Events from the year 1852 in Ireland.

==Events==
- 5 January – the troopship HMS Birkenhead boards British Army recruits at Queenstown. It has insufficient lifeboats.
- 26 February – the Birkenhead founders off the coast of South Africa. The soldiers stand to attention while women and children are placed in the lifeboats.
- 10 June
  - The 18-arch Craigmore Viaduct near Newry on the Dublin-Belfast railway line is opened (construction began in 1849).
  - The Irish Industrial Exhibition is opened in Cork.
- 1 October – Patent Law Amendment Act comes into effect in the United Kingdom, merging the English, Scottish and Irish patent systems.
- Eglington Pauper Lunatic Asylum opened in Cork.
- End of the Great Famine.

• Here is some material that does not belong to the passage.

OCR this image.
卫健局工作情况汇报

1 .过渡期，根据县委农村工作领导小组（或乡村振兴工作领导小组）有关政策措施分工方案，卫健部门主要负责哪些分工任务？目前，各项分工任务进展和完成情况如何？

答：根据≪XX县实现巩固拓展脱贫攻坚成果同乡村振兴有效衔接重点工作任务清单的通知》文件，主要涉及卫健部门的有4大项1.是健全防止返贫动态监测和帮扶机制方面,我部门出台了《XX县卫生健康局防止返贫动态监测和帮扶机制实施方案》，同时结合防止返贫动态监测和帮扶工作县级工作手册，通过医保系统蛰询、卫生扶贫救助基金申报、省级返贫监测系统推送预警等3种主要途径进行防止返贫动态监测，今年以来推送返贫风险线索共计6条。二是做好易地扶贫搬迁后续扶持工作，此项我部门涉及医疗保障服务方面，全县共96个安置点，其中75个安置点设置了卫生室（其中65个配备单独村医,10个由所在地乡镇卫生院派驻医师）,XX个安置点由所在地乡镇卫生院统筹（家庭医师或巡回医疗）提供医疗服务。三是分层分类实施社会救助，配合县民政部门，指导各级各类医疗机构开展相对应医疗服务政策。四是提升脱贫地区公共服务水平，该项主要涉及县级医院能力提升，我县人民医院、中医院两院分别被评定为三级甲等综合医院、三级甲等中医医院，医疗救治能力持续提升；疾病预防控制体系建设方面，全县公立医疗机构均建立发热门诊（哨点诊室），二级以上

In the period it has lasted since 1845, one million people have emigrated from Ireland. The Irish now make up a quarter of the population of Liverpool, Boston, New York, Philadelphia and Baltimore; and a half of Toronto.
- Tenant farmer Michael O'Regan emigrates from County Tipperary to London. He will become paternal great-grandfather to Ronald Reagan, President of the United States.
- Samuel Kelly establishes his coal merchant's business as Samuel Kelly Coal Merchant on the Coal Quay, Belfast.

==Arts and literature==
- Edmund Falconer produces his first collection of poems Man’s Mission: A Pilgrimage to Glory’s Goal whilst working as a jobbing actor.

==Sport==
- Curragh golf course is laid out, the first in Ireland.
- Leinster Cricket Club is founded in Rathgar.

==Births==
- 25 January – Nevill Coghill, posthumous recipient of the Victoria Cross for gallantry at the Battle of Isandhlwana, South Africa (died 1879).
- 28 January – Louis Brennan, inventor (died 1932).
- 2 February – Lawrence E. McGann, Democrat U.S. Representative from Illinois (died 1928).
- 24 February – George Moore, novelist, poet, art critic and dramatist (died 1933).
- 29 February – Frank Gavan Duffy, fourth Chief Justice of the High Court of Australia (died 1936).
- 15 March – Augusta, Lady Gregory, dramatist and folklorist (died 1932).
- 17 March – Patrick Augustine Sheehan, priest, author and political activist (died 1913).
- 27 March – Jim Connell, political activist, writer of The Red Flag (died 1929).
- 9 April (bapt.) – Laurence Ginnell, nationalist, lawyer and politician, member of First Dáil (died 1923).
- 28 July – Barton McGuckin, tenor singer (died 1913).
- 30 September – Charles Villiers Stanford, composer (died 1924).
- 2 October – William O'Brien, nationalist, journalist, agrarian agitator, social revolutionary, politician, party leader, newspaper publisher and author (died 1928).

==Deaths==
- 25 February – Thomas Moore, poet, singer, songwriter and entertainer (born 1779).
- 25 April – Arthur O'Connor, United Irishman and later general in Napoleon's army (born 1763).
- 8 May – Charles Rowan, joint first Commissioner of Police of the Metropolis, head of the London Metropolitan Police (b. c1782).
- 14 September – Arthur Wellesley, 1st Duke of Wellington, soldier and statesman (born 1769).
  - Full date unknown
    - Edward Bransfield, master in the Royal Navy (born 1785).
    - William Thompson, naturalist (born 1805).
    - Elliot Warburton, travel writer and novelist (born 1810).